After a rocky start plagued by software glitches that left millions of dollars stranded, Shibarium, Shiba Inu’s layer-2 network, has finally re-enabled token withdrawals.
According to the most recent blog post by Shytoshi Kusama, the pseudonymous lead developer of the Shiba Inu (SHIB) project, users can now withdraw — via the bridge — Shibarium ecosystem tokens, including SHIB, LEASH, and wrapped Ether (wETH), with processing times ranging from 45 minutes to three hours.
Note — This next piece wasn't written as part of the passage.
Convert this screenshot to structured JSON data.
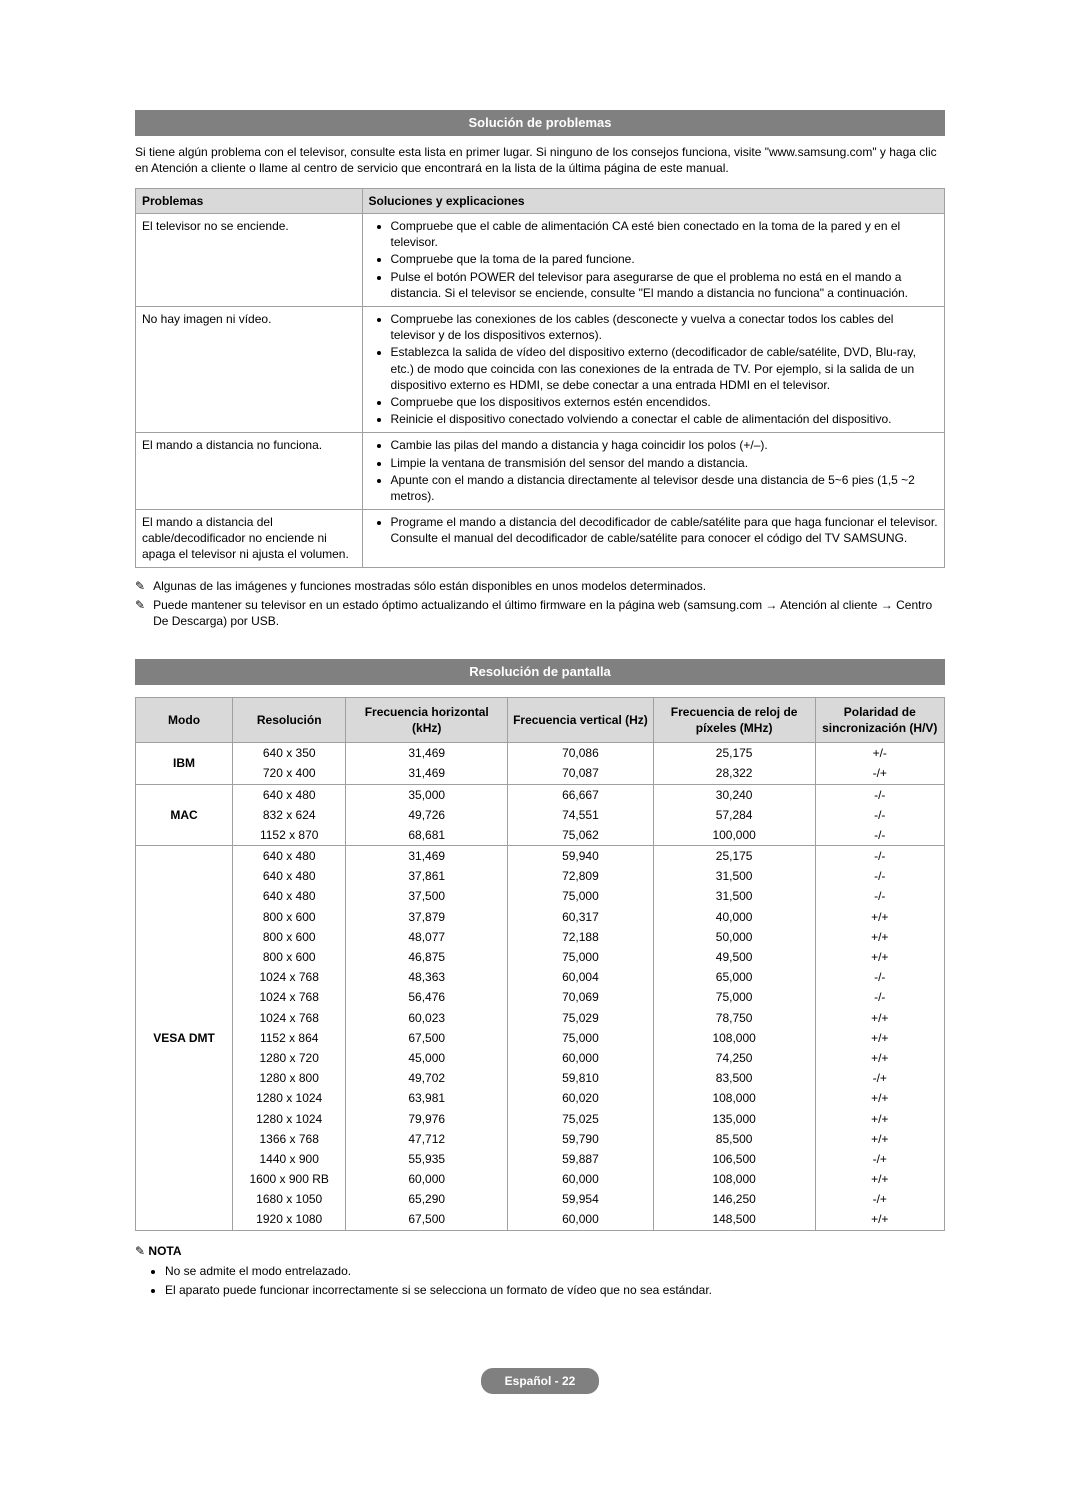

However, withdrawals of BONE tokens could take as long as a week.
“It is by design that the Shib, Leash, WEth withdrawals through the bridge take at least 2 Checkpoints (45 Minutes to 3 hours), and BONE withdrawl will take up to 7 days.“
Shibarium is a fork of the Polygon blockchain, and its development team collaborated with Polygon’s developers to address potential issues and prevent future outages. The network aims to establish Shiba Inu as a credible blockchain project, focusing on applications in the metaverse and gaming sectors. It also aims to serve as an affordable settlement layer for decentralized finance (DeFi) applications built on top of it.
The network had initially shown promise during its testing phase, attracting millions of wallets and facilitating approximately 22 million transactions over four months. However, the enthusiasm was short-lived. Shortly after its public launch earlier this month, transactions on Shibarium came to a halt for nearly 11 hours, causing SHIB token prices to drop by 10%. The issue was attributed to an overwhelming number of transactions that exceeded the network’s capacity, leading to server failures.
In response to the crisis, the developers clarified that the problem wasn’t with the bridge—a tool that facilitates token transfers between different networks—but rather with an unexpected surge in user transactions that overloaded the servers. To mitigate such issues in the future, the team has implemented a new monitoring system and added extra fail-safes. These measures are designed to ensure the network can handle large volumes of traffic without experiencing another stoppage.